Those supposedly up in the turrets were never going to take that lying down, and so, sure enough, earlier this year Observer Music Monthly ran an article featuring the privately educated Foals, Ox.Eagle.Lion.Man and These New Puritans, proclaiming the arrival of “a new class of smart, literate British bands challenging the lumbering louts of indie rock” and deriding bands whose members look like “plumbers”. This in turn provoked NME features editor James McMahon to fire off an enraged letter to the paper warning that “the views expressed by the privately educated bands reeked of an inherent fear of the working classes”.

We do indeed seem to be seeing a divergence of indie music between arty middle-class indiedisco and laddish working-class garage rock. Personally I like both, and have never been taken with the notion that art should be judged on the class nature of the artists involved. In fact, the tension that occurs due to class differences in pop music can be fascinating. (Radiohead are a fine example- a band who shortly after completing their expensive private education reportedly saw a TV programme about public (i.e. private) schoolboys and had a moment of Zen-like insight- “That’s us! And we’re a bunch of wankers!” This self-deprecation, and a social awkwardness and liberal guilt informed by it, has formed the basis of their worldview ever since.) The problem with such a zero-sum equation of ‘lads vs. toffs’ is that it ignores the spectrum which exists between these extremes, and the fact that the bands which do exist at the extremes are often not terribly good.

Nethertheless a polarisation is occuring and this is largley due to the way the development of indie in recent years reflects the development of post-punk music in the 1980s. Punk drew in people from all sorts of backgrounds, from football hooligans to socialists to National Front thugs to art students and fashion designers. Once the initial energy of 1977 faded away the remaining components forged in different directions, creating two souls of punk.

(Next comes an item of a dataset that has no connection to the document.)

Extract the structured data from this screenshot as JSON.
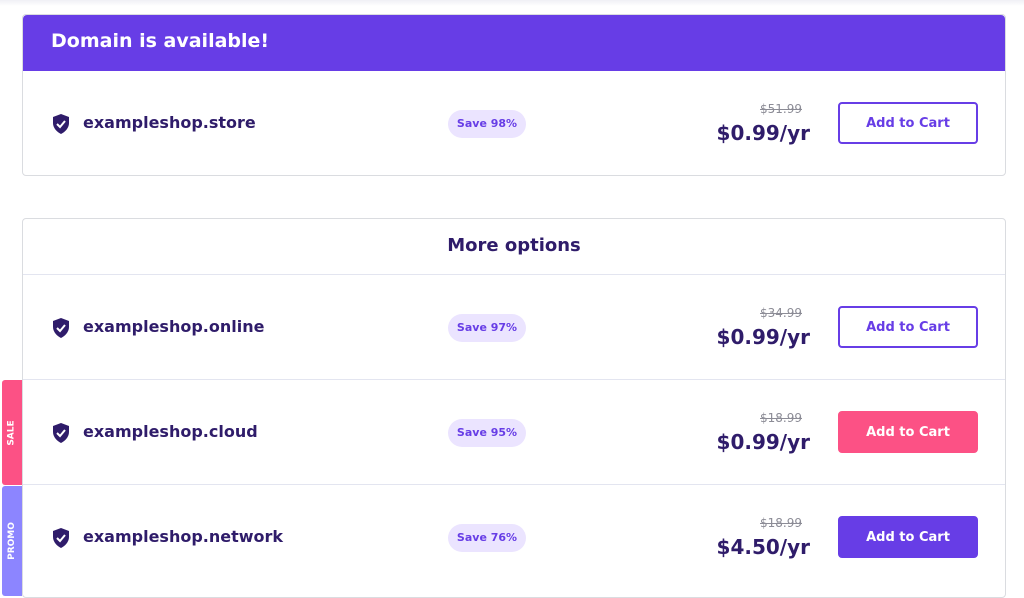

On one side was the US Hardcore and UK Oi! scenes, with their parady of working-class yobbishness, championed by figures such as International Socialist turned English Democrat Gary Bushell. On the other side was the new wave art collective approach, which somtimes exhuded middle-class privilege. Pere Ubu, for example, claimed that only the borgeoise could make revolutionary music, as unlike the working-class they could create without worrying about the financial consequences of artistic decisions.

If in the ‘post-punk revival’ of the early 2000s the Libertines were the new Clash, then the Strokes were the new Television. Since then modern indie has eveloved along similar lines to eighties post-punk, bringing us to the stand-off described in this article. If the Enemy are the new (albeit Northern) Cockney Rejects, then Foals are the new Talking Heads. But there’s more to it than that…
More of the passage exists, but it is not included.